Essentialism is essential to biology. Cladism works in the way it's meant to, all that supposedly Darwinist anti-essentialism is simply irrelevant to the question of essences. The Edge guy was trying to kill human nature, not essences. The nurture-only folk are drowning, and this the kind of straw at which they are clutching.
So, in order to refute the strawman idea of "Human Nature" that exists only in his head, he cites scientific studies that make consistent finidngs about Human Nature ("A common finding is that roughly a third of participants act as selfless leaders..."). Ideology really does make you stupid.
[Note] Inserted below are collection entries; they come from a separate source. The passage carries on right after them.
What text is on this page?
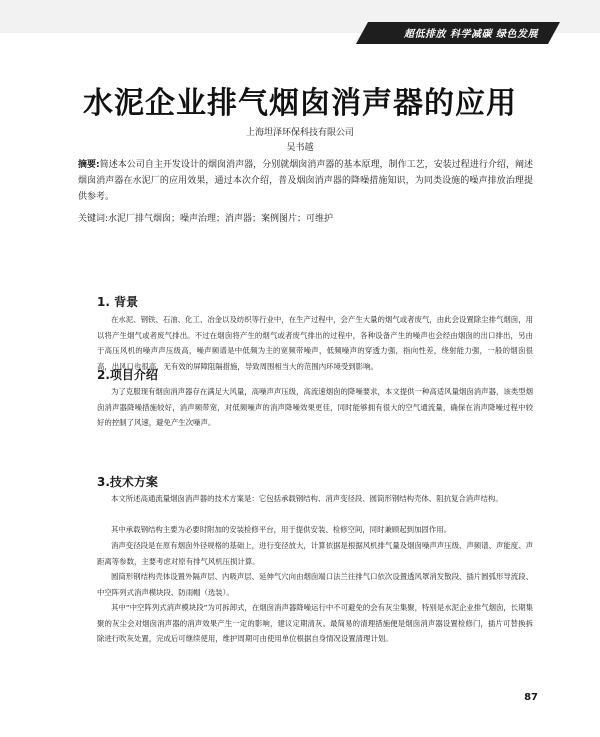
超低排放 科学减碳 绿色发展
水泥企业排气烟囱消声器的应用

上海坦泽环保科技有限公司

吴书越

摘要:简述本公司自主开发设计的烟囱消声器，分别就烟囱消声器的基本原理，制作工艺，安装过程进行介绍，阐述烟囱消声器在水泥厂的应用效果，通过本次介绍，普及烟囱消声器的降噪措施知识，为同类设施的噪声排放治理提供参考。

关键词:水泥厂排气烟囱；噪声治理；消声器；案例图片；可维护

1. 背景

在水泥、钢铁、石油、化工、冶金以及纺织等行业中，在生产过程中，会产生大量的烟气或者废气，由此会设置除尘排气烟囱，用以将产生烟气或者废气排出。不过在烟囱将产生的烟气或者废气排出的过程中，各种设备产生的噪声也会经由烟囱的出口排出，另由于高压风机的噪声声压级高，噪声频谱是中低频为主的宽频带噪声，低频噪声的穿透力强，指向性差，绕射能力强，一般的烟囱很高，出风口也很高，无有效的屏障阻隔措施，导致周围相当大的范围内环境受到影响。

2.项目介绍

为了克服现有烟囱消声器存在满足大风量，高噪声声压级，高流速烟囱的降噪要求，本文提供一种高适风量烟囱消声器，该类型烟囱消声器降噪措施较好，消声频带宽，对低频噪声的消声降噪效果更佳，同时能够拥有很大的空气通流量，确保在消声降噪过程中较好的控制了风速，避免产生次噪声。

3.技术方案

本文所述高通流量烟囱消声器的技术方案是：它包括承载钢结构、消声变径段、圆筒形钢结构壳体、阻抗复合消声结构。

其中承载钢结构主要为必要时附加的安装检修平台，用于提供安装、检修空间，同时兼顾起到加固作用。

消声变径段是在原有烟囱外径规格的基础上，进行变径放大，计算依据是根据风机排气量及烟囱噪声声压级、声频谱、声能度、声距离等参数，主要考虑对原有排气风机压损计算。

圆筒形钢结构壳体设置外隔声层、内吸声层、延伸气穴向由烟囱端口法兰往排气口依次设置透风罩消发散段、插片圆弧形导流段、中空阵列式消声模块段、防雨帽（选装）。

其中“中空阵列式消声模块段”为可拆卸式，在烟囱消声器降噪运行中不可避免的会有灰尘集聚，特别是水泥企业排气烟囱，长期集聚的灰尘会对烟囱消声器的消声效果产生一定的影响，建议定期清灰。最简易的清理措施便是烟囱消声器设置检修门，插片可替换拆除进行吹灰处置，完成后可继续使用，维护周期可由使用单位根据自身情况设置清理计划。

87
Race does not have to mean distinct gene pools with high barriers, as you keep pointing out. Human nature does not have to mean a set of given essential qualities. It appears to be human nature that maybe 30% are selfless leaders, 10% cunning selfish types and 60% pragmatists looking for traction, survival and a fair deal if possible. So isn't that human nature, too: the boundaries around the connected behaviors and their rough distribution?
Human language varies wildly, with some quite stunning variations, and it seems this is due entirely or almost so to cultural inheritance rather than biological.
Yet how and when we acquire language is clearly biologically determined. Humans generate complex syntaxes even when their cultural sources lack them (as in the creation of creoles from pigdins). Adults are almost incapable of managing that task, children spontaneously excell - again, for clear biological reasons.
Without thinking of essences, it's almost impossible to think. Categorizing things and making preductions based on those assignments is the foundation of all higher thought.
From the Crack Up, F.Scott Fitzgerald:
"...the test of a first-rate intelligence is the ability to hold two opposed ideas in the mind at the same time, and still retain the ability to function. One should, for example, be able to see that things are hopeless and yet be determined to make them otherwise."